A cobrança de dívidas na Mongólia deve começar com uma avaliação jurídica e financeira do devedor, da base da reclamação e dos documentos que confirmam a exigência do credor. Nesta etapa, é importante verificar a denominação exata ou os dados pessoais do devedor, o seu endereço na Mongólia, o ramo de atividade, a existência de bens, os processos judiciais em curso, os procedimentos de execução já iniciados, os sinais de insolvência e a possibilidade de o devedor contestar a dívida, o valor reclamado ou os poderes da pessoa que assinou o contrato.

Para um credor estrangeiro, esta verificação é especialmente importante, porque a estratégia de recuperação depende não apenas do valor da dívida, mas também da ligação do litígio com a Mongólia. Podem ser relevantes o local onde o devedor se encontra, o local de cumprimento da obrigação, a existência de bens na Mongólia, a presença de filial ou representação, a lei aplicável, uma cláusula arbitral, o idioma dos documentos e a possibilidade de utilizar as provas perante um tribunal mongol.

Antes de iniciar ações ativas, o credor deve organizar o contrato, as faturas, os documentos de entrega ou prestação, os documentos de transporte, a correspondência, o histórico de pagamentos, os documentos de reconhecimento da dívida, as garantias, as fianças, os documentos relativos a penhor ou hipoteca e as informações sobre os bens do devedor. Se os documentos tiverem sido redigidos em idioma estrangeiro, será necessária tradução oficial para o mongol na etapa judicial, pois as provas em idioma estrangeiro devem ser apresentadas em forma que possa ser utilizada no processo.

Se não houver processos judiciais ativos sobre a mesma dívida, decisões judiciais não cumpridas ou sinais evidentes de cessação da atividade do devedor, o primeiro passo prático pode ser a cobrança extrajudicial da dívida. Esta etapa inclui o envio de uma exigência escrita ao devedor, negociações com pessoas autorizadas, a fixação da posição do devedor, a avaliação da possibilidade de pagamento voluntário, reestruturação da dívida, devolução de mercadorias, compensação de créditos recíprocos ou outra solução comercialmente aceitável.

A comunicação extrajudicial deve ser legal e documentável. Para o credor, é importante não apenas contactar o devedor, mas também conservar a prova do envio das notificações, o conteúdo das exigências, a resposta do devedor, eventual reconhecimento da dívida, propostas de pagamento em parcelas e pagamentos parciais. Se o devedor evitar responder, recusar cumprir a obrigação ou a análise inicial mostrar que uma solução voluntária não será eficaz, deve-se passar à cobrança por via judicial.

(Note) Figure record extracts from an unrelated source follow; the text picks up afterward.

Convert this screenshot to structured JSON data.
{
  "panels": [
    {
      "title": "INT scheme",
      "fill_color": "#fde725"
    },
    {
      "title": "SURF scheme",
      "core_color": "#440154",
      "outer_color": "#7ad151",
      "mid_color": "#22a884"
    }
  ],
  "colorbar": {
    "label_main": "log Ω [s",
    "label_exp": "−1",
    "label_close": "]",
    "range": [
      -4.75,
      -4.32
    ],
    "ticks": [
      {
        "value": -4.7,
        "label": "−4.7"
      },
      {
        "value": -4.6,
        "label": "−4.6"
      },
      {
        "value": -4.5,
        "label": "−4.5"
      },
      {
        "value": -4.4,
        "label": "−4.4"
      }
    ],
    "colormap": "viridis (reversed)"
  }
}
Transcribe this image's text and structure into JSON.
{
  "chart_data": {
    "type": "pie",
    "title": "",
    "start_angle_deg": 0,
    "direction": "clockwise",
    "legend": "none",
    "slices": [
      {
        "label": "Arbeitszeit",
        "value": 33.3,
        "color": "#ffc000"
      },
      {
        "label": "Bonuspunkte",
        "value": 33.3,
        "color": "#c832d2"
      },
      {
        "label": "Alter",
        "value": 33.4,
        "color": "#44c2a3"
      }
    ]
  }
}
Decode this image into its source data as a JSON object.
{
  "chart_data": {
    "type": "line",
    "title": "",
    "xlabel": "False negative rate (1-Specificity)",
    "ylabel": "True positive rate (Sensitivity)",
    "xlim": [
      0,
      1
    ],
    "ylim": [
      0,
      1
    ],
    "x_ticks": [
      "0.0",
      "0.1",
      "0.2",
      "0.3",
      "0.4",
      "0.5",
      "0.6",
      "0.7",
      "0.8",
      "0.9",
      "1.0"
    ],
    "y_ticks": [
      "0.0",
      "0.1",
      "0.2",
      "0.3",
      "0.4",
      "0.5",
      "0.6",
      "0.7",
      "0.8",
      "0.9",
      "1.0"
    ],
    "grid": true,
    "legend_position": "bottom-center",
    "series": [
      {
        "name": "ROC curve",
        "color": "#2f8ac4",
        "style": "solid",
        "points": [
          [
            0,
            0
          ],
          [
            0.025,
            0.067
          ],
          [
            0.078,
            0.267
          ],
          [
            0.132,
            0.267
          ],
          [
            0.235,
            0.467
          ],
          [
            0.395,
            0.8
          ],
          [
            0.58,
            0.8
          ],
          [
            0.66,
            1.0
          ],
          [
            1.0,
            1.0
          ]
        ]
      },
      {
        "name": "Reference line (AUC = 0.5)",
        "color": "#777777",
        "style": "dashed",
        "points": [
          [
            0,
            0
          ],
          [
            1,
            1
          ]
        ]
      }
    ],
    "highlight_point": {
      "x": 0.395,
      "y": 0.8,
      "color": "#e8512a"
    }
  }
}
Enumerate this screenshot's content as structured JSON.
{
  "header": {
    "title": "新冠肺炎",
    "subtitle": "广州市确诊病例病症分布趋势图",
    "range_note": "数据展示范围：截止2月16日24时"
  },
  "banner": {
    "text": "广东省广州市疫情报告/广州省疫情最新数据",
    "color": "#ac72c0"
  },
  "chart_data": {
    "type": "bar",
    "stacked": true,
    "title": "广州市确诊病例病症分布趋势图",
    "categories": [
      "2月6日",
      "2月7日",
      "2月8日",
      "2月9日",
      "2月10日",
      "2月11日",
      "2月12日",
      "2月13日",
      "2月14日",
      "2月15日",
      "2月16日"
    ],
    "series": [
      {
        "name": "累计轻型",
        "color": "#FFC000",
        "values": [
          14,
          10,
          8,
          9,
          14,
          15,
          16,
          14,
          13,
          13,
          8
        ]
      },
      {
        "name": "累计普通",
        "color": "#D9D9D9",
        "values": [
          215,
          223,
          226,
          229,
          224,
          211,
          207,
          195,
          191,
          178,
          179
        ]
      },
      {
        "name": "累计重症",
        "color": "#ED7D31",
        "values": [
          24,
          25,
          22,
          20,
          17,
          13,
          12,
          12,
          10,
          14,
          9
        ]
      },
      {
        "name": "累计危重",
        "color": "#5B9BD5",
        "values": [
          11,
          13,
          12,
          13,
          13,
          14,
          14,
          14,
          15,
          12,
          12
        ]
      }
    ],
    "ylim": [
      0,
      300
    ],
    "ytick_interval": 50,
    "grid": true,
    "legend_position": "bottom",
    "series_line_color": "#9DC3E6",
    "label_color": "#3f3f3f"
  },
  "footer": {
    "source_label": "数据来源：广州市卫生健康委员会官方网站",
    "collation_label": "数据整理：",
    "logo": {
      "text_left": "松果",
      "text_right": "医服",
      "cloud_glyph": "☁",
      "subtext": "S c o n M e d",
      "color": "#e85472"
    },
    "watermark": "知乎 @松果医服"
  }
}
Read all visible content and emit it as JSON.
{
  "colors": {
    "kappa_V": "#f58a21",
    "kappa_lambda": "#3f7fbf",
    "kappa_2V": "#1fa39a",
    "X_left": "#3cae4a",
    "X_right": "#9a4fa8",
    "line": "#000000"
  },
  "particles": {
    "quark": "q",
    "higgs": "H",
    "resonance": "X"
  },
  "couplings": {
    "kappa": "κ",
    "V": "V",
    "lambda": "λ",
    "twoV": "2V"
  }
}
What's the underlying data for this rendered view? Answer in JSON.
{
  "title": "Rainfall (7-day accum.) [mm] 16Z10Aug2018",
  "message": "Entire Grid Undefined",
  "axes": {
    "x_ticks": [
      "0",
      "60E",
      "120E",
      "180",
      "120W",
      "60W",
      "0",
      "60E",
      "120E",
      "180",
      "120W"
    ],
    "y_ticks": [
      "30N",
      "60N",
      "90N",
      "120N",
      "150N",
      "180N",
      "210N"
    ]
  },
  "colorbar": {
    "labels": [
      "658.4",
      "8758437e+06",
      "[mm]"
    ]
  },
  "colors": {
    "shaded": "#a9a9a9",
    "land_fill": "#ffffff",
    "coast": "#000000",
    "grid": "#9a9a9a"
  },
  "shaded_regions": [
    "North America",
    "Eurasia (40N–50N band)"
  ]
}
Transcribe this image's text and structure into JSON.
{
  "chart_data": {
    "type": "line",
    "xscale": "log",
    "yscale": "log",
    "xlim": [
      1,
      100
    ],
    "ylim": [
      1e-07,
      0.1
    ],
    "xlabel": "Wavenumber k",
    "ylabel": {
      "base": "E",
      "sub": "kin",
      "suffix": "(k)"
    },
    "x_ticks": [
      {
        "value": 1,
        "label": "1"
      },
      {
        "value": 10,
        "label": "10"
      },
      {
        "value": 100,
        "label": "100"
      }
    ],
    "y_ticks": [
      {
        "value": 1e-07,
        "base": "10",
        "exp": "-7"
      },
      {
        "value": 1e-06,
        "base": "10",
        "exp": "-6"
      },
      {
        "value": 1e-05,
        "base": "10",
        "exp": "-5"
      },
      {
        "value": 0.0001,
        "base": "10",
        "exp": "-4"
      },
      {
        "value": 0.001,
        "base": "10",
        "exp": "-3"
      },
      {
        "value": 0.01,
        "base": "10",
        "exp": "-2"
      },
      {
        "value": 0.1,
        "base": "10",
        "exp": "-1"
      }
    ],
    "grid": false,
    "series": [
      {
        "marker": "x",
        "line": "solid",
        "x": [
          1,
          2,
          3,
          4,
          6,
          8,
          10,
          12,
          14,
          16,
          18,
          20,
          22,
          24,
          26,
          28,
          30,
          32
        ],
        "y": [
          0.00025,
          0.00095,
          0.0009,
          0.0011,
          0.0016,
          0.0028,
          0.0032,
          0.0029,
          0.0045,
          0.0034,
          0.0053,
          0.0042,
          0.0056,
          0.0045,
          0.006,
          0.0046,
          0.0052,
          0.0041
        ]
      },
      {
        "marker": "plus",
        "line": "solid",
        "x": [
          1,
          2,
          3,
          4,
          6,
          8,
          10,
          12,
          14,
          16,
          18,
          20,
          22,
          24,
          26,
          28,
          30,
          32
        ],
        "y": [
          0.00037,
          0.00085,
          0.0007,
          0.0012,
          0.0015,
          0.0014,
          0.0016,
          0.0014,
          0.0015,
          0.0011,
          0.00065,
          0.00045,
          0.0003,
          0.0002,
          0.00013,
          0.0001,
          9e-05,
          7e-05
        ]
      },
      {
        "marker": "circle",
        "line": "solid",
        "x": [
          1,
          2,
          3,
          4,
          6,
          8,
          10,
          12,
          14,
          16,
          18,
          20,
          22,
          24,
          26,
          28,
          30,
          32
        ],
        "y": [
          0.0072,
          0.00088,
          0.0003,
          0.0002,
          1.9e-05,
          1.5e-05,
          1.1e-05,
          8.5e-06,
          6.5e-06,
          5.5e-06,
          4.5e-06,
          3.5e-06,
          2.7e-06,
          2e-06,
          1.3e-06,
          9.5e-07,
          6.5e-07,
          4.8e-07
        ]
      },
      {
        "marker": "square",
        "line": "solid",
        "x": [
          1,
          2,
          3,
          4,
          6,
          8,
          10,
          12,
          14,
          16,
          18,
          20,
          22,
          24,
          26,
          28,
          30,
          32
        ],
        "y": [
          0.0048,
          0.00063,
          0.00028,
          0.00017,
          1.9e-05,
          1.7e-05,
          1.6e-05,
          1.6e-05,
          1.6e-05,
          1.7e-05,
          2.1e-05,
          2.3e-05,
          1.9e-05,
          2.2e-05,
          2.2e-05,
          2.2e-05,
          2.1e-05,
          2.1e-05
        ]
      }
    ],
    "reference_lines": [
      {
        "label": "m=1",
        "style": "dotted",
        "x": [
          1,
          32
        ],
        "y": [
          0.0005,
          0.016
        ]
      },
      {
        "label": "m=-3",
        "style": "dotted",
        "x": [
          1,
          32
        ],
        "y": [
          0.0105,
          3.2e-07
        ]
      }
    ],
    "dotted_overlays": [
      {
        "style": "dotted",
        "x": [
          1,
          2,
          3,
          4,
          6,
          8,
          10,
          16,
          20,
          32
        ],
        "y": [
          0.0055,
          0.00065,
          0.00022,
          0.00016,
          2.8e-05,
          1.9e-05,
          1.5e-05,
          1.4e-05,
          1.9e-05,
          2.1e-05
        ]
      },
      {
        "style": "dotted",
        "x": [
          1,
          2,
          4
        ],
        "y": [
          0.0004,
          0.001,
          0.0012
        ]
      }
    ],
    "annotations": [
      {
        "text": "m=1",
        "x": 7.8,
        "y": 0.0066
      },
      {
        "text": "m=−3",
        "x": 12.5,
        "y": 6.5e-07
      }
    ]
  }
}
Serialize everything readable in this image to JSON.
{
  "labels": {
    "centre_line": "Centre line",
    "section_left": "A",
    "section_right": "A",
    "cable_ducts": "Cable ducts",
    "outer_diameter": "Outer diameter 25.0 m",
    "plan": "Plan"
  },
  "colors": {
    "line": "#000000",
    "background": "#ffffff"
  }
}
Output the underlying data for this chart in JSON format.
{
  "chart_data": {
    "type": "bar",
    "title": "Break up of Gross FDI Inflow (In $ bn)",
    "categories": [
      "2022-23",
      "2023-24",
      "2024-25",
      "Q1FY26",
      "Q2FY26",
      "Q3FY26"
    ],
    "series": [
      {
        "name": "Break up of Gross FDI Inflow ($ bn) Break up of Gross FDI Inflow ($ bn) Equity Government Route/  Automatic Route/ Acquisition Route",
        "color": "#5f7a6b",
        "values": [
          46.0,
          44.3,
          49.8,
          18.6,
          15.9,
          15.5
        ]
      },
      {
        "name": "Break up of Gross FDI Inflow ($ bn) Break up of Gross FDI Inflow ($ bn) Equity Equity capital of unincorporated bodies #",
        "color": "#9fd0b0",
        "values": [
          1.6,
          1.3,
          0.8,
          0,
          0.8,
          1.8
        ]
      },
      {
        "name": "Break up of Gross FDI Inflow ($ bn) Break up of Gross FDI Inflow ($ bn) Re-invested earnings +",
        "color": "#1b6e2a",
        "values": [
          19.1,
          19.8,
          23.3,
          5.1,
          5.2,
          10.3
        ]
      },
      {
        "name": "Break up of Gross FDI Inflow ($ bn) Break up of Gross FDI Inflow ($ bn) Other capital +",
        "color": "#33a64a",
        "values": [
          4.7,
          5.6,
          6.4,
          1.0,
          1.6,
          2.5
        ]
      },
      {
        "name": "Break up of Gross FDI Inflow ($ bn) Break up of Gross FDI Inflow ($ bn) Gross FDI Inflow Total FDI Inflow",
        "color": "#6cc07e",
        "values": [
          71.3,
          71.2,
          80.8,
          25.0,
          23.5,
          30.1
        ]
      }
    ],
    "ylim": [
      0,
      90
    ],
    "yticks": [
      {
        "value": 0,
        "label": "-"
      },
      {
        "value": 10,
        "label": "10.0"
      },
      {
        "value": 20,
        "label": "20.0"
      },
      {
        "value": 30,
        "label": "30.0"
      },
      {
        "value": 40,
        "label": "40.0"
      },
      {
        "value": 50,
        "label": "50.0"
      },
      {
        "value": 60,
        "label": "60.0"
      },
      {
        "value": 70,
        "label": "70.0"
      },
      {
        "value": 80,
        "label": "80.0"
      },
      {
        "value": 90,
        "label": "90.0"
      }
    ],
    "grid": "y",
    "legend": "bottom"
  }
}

Antes de preparar uma ação, deve-se verificar o prazo de prescrição. Na Mongólia, o prazo geral de prescrição é de 10 anos, enquanto as reclamações decorrentes do incumprimento de obrigações contratuais estão sujeitas a um prazo especial de 3 anos. Para obrigações relacionadas com bens imóveis, aplica-se o prazo de 6 anos, e para reclamações por danos causados a bens patrimoniais aplica-se o prazo de 5 anos. Em regra, o prazo começa a correr a partir do surgimento do direito de reclamar, ou seja, desde a violação do direito ou desde o momento em que o credor soube ou deveria saber dessa violação.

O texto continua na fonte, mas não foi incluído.